Beberapa hari ini sikap pak Irfan tampak sangat berbeda. Dia terlihat menghindar dariku, entah mengapa beliau bersikap demikian. Apa beliau marah ketika aku menolaknya pergi makan siang Sabtu lalu? Tapi itu bukan pertama kalinya aku menolak ajakannya. Namun tidak pernah pak Irfan bersikap seperti ini.
“Maaf Pak, ini back up data yang sudah Windy revisi. Bisa bapak bantu periksa? Sebab tadi pagi pak Viro menelepon menanyakan Dokumen Back Up yang belum clear.” Aku menemui pak Irfan di ruangannya untuk memberikan dokumen.
Biasanya beliau yang gigih menanyakan dokumen-dokumen proyek ataupun masalah lainnya padaku. Aku bahkan sangat jarang menemui beliau di ruangannya karena biasanya beliau yang menemuiku.
“Bailklah, letakkan saja di sana. Nanti saya periksa.”
Apa? Mengapa kali ini beliau malah menyebut dirinya dengan saya? Biasanya beliau menyebut dirinya abang, tapi hari ini sangat berbeda.
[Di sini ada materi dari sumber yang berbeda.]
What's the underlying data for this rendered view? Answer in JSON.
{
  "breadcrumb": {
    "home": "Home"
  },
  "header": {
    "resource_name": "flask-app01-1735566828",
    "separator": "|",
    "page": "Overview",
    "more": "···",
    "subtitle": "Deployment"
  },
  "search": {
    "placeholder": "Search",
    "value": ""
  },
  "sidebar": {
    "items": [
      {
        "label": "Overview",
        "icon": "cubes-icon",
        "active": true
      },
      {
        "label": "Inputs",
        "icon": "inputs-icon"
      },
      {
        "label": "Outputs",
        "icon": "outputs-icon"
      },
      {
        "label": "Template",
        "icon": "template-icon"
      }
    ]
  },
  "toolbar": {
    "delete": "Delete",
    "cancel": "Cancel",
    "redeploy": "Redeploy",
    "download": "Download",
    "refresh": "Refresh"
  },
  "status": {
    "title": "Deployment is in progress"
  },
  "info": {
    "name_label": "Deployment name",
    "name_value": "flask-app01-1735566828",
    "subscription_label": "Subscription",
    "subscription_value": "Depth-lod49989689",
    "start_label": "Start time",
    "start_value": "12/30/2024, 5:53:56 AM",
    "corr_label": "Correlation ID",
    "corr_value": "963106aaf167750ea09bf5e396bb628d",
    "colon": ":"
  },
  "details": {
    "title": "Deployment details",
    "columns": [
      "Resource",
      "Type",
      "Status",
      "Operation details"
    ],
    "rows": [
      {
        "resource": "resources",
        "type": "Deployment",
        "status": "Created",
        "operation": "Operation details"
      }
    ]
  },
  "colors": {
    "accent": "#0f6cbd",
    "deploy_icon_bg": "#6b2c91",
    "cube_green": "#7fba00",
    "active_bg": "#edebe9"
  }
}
Apa yang salah denganku?
“Windy balik ya pak, kalau perlu apa-apa bapak bisa telepon Windy saja.”
“Hhhmmm.” Jawabannya sangat dingin, bahkan tak sedikit pun dia menoleh ke arahku.
Aku pun berlalu dari ruangan pak Irfan menuju ruanganku. Aku sangat kecewa dengan sikap dingin pak Irfan. Memang aku sudah melakukan kesalahan apa? Aku sudah melaksanakan semua tugas-tugasku dengan baik. Bahkan tagihan MC bisa kuselesaikan sendiri. Yang aku ingat kesalahanku cuma satu, yaitu menolak ajakan makan siang dari pak Irfan.
“Ada apa kak?” Vivi memecah lamunku.
“Vi, pak Irfan kenapa ya? Kok sikapnya aneh banget ya belakangan ini, dia tampak sangat dingin dan cuek.” Aku menghela napas panjang.
“Duch ... yang lagi sedih nggak digodain lagi, hahaha.” Vivi malah meledekku.
“Apaan sich ach, kakak serius nich.” Aku melemparnya dengan bongkahan kertas. Itu adalah kebiasaan kami ketika sedang bercanda, maka saling lempar barang. Tentu saja bukan barang yang berbahaya.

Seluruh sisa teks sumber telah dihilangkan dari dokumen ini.